Le programme a cela de beau qu’il apporte un soutien économique à l'idée que les vies humaines ont toutes une valeur égale. Les entreprises pharmaceutiques qui enregistreraient leurs produits auprès du Health Impact Fund seraient autant récompensées pour sauver des populations africaines dans une pauvreté extrême que des citoyens aisés de pays riches. 

Les maladies les plus dévastatrices deviendraient les cibles ayant le plus fort potentiel lucratif, puisque leurs nouveaux remèdes auraient un impact considérable sur la santé mondiale. En outre, les entreprises seraient incitées à produire et à diffuser des médicaments à bas prix, car c’est lorsqu’ils sont accessibles aux pauvres qu’ils sauvent le plus grand nombre de vies. Les entreprises peuvent choisir d'autoriser les copies génériques bon marché de leurs médicaments dans les pays en développement pour les diffuser à grande échelle et sauver davantage de vies – et être récompensées par le Health Impact Fund .

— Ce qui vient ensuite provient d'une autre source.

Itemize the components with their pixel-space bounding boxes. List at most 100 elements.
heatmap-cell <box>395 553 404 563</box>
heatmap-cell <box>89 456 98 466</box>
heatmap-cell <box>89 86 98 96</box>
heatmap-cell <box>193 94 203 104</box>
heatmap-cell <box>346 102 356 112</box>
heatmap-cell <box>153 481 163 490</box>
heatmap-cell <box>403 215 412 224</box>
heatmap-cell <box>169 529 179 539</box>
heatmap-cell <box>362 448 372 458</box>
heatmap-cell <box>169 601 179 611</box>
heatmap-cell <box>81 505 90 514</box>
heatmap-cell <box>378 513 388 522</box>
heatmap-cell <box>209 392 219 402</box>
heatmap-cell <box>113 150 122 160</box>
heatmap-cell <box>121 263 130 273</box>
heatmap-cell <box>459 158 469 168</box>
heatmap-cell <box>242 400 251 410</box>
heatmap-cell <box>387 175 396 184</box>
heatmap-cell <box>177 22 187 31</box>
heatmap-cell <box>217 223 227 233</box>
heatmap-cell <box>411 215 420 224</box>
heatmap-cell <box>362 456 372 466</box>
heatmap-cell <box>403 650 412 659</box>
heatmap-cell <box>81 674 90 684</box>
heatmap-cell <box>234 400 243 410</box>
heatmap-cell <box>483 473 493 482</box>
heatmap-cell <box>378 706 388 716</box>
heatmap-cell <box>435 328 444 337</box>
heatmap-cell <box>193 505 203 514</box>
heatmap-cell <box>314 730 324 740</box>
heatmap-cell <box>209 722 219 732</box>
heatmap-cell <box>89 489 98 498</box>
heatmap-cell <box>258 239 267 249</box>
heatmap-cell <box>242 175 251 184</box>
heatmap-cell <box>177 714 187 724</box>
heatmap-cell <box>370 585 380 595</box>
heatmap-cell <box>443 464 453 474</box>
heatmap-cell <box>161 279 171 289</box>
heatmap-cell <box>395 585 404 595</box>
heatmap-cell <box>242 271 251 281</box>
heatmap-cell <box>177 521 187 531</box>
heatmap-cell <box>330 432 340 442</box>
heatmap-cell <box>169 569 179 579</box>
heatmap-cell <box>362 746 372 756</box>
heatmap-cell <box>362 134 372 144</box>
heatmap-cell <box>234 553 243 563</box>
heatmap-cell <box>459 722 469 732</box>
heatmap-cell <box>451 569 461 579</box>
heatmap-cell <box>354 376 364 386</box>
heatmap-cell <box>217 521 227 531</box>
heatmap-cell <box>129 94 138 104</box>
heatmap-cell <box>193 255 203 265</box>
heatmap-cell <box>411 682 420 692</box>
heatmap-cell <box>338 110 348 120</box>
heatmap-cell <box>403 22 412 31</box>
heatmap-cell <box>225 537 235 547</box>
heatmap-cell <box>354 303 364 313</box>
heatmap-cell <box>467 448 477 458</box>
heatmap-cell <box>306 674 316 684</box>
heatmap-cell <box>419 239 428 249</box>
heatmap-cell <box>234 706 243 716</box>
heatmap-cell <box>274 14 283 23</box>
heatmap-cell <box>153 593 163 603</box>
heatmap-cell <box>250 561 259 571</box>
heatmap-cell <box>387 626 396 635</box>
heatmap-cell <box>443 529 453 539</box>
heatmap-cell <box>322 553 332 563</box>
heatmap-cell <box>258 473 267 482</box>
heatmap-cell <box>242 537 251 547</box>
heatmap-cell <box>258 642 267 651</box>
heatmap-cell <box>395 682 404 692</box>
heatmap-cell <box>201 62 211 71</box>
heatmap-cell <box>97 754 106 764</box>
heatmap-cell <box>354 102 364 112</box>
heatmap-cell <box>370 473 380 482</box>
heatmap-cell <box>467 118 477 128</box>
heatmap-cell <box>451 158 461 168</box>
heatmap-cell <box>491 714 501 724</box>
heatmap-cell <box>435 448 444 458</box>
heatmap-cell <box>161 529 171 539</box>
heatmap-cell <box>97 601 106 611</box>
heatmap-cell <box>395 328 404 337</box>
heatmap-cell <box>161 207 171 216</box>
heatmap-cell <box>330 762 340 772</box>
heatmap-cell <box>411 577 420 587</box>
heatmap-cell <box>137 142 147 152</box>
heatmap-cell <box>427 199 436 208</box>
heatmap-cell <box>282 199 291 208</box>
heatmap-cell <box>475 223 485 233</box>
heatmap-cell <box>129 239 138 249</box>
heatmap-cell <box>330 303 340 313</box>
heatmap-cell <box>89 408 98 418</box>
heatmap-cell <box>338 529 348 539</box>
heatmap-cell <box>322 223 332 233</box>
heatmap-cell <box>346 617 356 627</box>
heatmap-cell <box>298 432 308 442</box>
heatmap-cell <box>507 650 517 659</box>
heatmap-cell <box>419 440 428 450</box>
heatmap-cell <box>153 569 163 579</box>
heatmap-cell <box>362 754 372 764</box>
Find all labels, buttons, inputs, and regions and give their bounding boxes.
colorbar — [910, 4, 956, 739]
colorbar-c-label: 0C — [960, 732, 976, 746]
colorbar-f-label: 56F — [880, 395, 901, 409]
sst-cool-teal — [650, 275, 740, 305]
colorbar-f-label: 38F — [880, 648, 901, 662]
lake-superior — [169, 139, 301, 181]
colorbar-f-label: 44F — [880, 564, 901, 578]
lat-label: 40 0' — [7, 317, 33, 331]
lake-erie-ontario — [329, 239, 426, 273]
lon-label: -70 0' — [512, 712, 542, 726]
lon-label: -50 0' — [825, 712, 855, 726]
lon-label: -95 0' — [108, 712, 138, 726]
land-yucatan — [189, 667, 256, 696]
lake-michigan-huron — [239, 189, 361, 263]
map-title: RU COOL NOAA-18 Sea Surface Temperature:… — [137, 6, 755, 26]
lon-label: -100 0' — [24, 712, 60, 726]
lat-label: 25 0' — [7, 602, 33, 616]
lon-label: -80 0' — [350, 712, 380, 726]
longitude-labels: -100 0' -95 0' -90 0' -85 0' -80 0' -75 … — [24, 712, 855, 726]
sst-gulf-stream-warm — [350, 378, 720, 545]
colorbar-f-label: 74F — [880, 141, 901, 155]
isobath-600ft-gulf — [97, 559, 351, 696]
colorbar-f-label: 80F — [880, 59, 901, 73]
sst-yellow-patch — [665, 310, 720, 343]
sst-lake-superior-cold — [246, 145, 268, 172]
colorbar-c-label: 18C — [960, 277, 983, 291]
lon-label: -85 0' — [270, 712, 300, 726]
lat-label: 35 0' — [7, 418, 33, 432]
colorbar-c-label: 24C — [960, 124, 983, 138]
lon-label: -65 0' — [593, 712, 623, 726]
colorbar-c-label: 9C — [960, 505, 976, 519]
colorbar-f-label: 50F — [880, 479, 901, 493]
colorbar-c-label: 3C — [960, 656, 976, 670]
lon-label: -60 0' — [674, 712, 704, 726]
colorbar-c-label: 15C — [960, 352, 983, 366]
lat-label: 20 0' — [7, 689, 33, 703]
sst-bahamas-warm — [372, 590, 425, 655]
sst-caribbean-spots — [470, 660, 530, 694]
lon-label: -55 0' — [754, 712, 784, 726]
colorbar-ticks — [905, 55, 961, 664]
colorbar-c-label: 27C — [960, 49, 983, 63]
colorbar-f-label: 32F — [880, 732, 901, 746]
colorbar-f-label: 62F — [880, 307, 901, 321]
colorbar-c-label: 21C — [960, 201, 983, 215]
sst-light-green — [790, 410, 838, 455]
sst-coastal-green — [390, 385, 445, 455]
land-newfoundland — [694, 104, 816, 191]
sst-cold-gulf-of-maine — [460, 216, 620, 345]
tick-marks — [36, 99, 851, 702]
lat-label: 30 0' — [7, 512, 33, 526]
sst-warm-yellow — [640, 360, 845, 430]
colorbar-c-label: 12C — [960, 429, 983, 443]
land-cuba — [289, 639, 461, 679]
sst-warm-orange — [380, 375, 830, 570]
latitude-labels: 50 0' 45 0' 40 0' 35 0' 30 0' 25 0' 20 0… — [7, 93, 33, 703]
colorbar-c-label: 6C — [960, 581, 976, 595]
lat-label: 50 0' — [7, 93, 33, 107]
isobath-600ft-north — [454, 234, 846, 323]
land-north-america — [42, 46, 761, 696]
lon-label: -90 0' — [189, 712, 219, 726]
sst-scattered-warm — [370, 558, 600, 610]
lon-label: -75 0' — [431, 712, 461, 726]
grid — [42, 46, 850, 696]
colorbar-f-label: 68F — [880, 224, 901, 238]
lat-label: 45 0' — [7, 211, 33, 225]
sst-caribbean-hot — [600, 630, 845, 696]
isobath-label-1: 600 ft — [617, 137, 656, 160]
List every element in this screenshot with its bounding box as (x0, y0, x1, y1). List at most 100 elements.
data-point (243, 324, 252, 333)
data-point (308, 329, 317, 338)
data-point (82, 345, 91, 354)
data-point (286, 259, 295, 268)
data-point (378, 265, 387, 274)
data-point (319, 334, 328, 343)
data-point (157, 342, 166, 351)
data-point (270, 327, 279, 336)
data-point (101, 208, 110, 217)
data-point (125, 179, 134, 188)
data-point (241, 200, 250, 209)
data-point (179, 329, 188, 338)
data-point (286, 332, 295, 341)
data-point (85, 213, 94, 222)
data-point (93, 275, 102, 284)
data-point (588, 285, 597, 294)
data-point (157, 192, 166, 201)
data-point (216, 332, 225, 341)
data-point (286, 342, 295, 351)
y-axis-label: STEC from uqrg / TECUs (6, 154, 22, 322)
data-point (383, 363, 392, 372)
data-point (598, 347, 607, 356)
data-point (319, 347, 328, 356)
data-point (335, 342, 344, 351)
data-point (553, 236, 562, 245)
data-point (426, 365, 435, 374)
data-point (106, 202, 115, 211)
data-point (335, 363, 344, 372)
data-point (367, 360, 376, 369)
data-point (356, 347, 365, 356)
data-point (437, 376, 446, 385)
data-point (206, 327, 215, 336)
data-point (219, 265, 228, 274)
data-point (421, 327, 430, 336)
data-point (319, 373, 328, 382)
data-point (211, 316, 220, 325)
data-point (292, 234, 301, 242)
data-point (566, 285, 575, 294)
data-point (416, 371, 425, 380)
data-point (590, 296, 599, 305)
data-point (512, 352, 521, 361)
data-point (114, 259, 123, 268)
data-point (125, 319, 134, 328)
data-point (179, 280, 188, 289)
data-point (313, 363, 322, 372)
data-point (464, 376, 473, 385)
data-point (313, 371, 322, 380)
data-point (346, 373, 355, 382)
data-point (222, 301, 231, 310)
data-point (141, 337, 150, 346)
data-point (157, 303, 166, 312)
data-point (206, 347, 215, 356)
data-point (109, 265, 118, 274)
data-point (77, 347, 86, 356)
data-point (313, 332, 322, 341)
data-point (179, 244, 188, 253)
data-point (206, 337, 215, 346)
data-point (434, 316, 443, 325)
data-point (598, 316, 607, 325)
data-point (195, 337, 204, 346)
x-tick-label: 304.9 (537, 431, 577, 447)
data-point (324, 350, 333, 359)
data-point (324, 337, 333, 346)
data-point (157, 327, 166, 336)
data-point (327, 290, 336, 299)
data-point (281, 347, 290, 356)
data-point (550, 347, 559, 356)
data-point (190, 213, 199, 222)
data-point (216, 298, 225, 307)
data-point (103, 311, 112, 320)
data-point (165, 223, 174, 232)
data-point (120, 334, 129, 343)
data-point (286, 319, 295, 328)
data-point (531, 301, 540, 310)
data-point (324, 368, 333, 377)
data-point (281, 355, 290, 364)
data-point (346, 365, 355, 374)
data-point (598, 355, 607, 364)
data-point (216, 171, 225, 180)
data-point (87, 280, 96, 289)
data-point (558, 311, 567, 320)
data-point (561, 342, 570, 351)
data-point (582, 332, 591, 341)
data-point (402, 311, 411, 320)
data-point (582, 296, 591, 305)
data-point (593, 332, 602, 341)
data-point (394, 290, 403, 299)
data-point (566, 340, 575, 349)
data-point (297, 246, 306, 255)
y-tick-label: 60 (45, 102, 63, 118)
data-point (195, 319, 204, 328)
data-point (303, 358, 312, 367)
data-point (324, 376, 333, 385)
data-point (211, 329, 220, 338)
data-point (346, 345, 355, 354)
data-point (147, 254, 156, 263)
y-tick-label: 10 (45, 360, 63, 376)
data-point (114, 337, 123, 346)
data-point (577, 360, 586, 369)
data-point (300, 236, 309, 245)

Selon Hollis and Pogge, environ 6 millions de dollars par an seraient nécessaires pour permettre au Fonds d’inciter les entreprises pharmaceutiques à déposer les formules de leurs produits et soigner les plus démunis. Cette somme pourrait être atteinte si les pays qui représentent un tiers de l'économie mondiale – disons la plupart des nations européennes, les États-Unis et un ou deux pays riches – y consacraient 0,03 % de leur revenu national brut ou 3 centimes par centaine de dollars de revenus. Si la somme n’est certes pas négligeable, elle n’est pas non plus hors de portée, en particulier si l'on considère que les pays riches profiteront eux aussi de médicaments moins chers et d’une recherche médicale axée sur la lutte contre la maladie plutôt que sur l’obtention de bénéfices aussi élevés que possible.